Le jour se lève sur Paris et l’écran de télévision du cinquième étage de l’appartement du 14e arrondissement s’allume.
Une disparition de plus, mais pas n’importe laquelle ! Dacca, capitale du Bangladesh vient d’être à moitié détruite et ensevelie par la montée des eaux. Tout le monde s’y attendait, depuis quelques jours maintenant car d’importantes inondations avaient eu lieu. Pourtant dans les rues ce matin, on ne parlait que de cela. De toute façon, de quoi aurait-on pu parler d’autre ?
Je m’appelle Eduard West, j’ai vingt-sept ans et je suis un survivant. Ce n’est pas seulement physiquement que j’ai survécu mais aussi spirituellement. Ici cela est quelque chose de rare, de quelque chose d’oublié pour certains, abandonné pour d’autres : le fait d’espérer, de croire en l’humanité.
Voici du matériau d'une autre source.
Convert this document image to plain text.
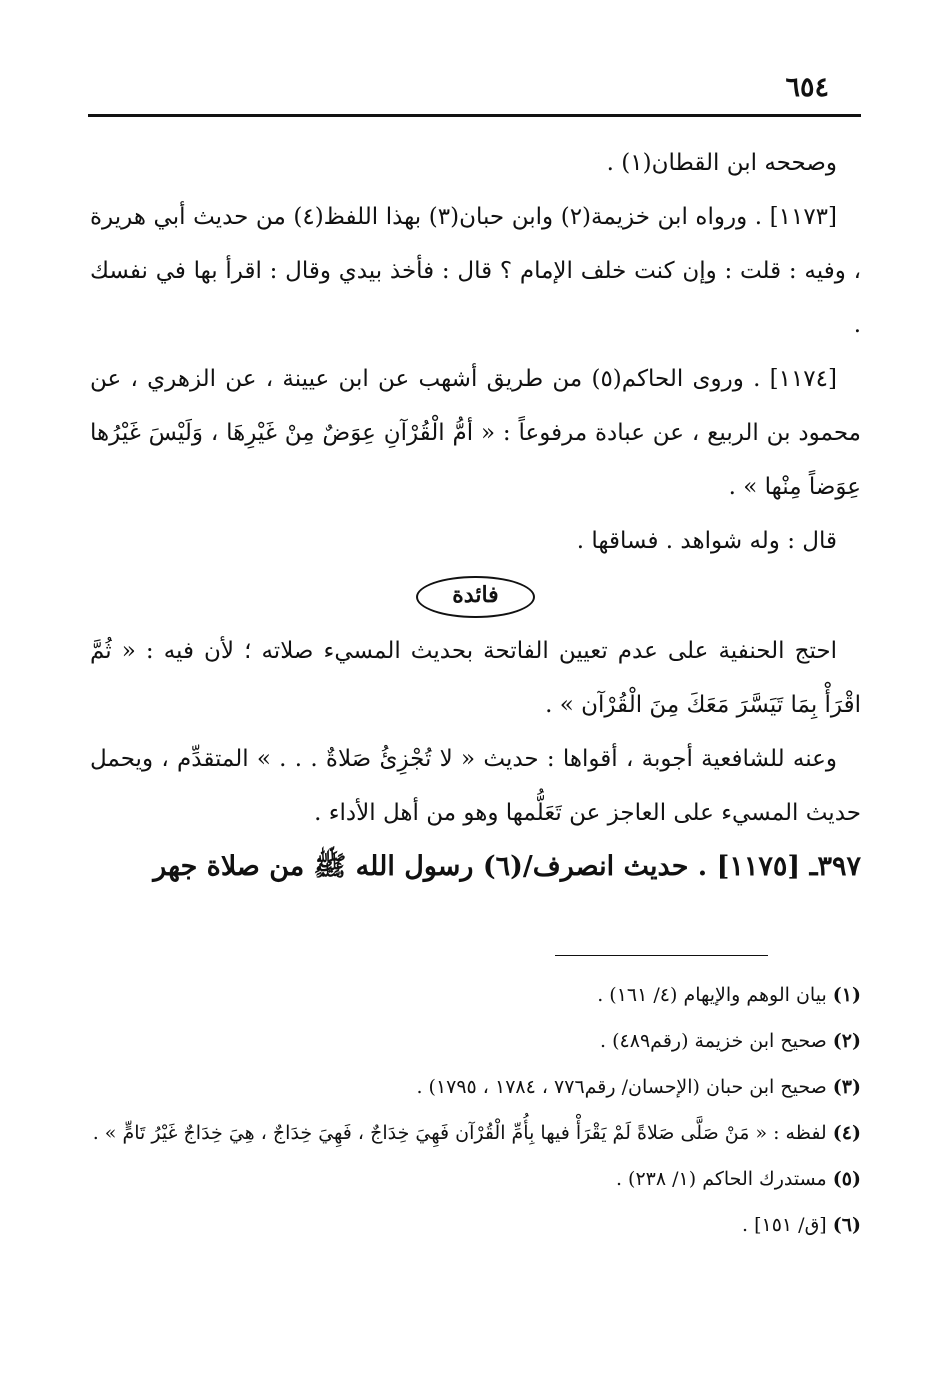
٦٥٤

وصححه ابن القطان(١) .

[١١٧٣] . ورواه ابن خزيمة(٢) وابن حبان(٣) بهذا اللفظ(٤) من حديث أبي هريرة ، وفيه : قلت : وإن كنت خلف الإمام ؟ قال : فأخذ بيدي وقال : اقرأ بها في نفسك .

[١١٧٤] . وروى الحاكم(٥) من طريق أشهب عن ابن عيينة ، عن الزهري ، عن محمود بن الربيع ، عن عبادة مرفوعاً : « أمُّ الْقُرْآنِ عِوَضٌ مِنْ غَيْرِهَا ، وَلَيْسَ غَيْرُها عِوَضاً مِنْها » .

قال : وله شواهد . فساقها .

فائدة

احتج الحنفية على عدم تعيين الفاتحة بحديث المسيء صلاته ؛ لأن فيه : « ثُمَّ اقْرَأْ بِمَا تَيَسَّرَ مَعَكَ مِنَ الْقُرْآن » .

وعنه للشافعية أجوبة ، أقواها : حديث « لا تُجْزِئُ صَلاةٌ . . . » المتقدِّم ، ويحمل حديث المسيء على العاجز عن تَعَلُّمها وهو من أهل الأداء .

٣٩٧ـ [١١٧٥] . حديث انصرف/(٦) رسول الله ﷺ من صلاة جهر

(١) بيان الوهم والإيهام (٤/ ١٦١) .

(٢) صحيح ابن خزيمة (رقم٤٨٩) .

(٣) صحيح ابن حبان (الإحسان/ رقم٧٧٦ ، ١٧٨٤ ، ١٧٩٥) .

(٤) لفظه : « مَنْ صَلَّى صَلاةً لَمْ يَقْرَأْ فيها بِأُمِّ الْقُرْآن فَهِيَ خِدَاجٌ ، فَهِيَ خِدَاجٌ ، هِيَ خِدَاجٌ غَيْرُ تَامٍّ » .

(٥) مستدرك الحاكم (١/ ٢٣٨) .

(٦) [ق/ ١٥١] .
Nous sommes en 2098 et le monde a bien changé. Soixante ans plus tôt, le gouvernement avait installé un protocole d’urgence. Tous les pays de l’hémisphère sud furent en quelque sorte abandonnés. Plus d’aides, ils étaient livrés à eux-mêmes. A cause de leur pauvreté, ils ne réussirent pas à se relever. De plus, le président de l’hémisphère nord leur avait saisi toutes leurs richesses matérielles : or, bronze, etc. Il les laissa sans rien, livrés à leur propre sort. 97% des habitants y étaient morts, les quelques pourcentages restant seuls dans la nature.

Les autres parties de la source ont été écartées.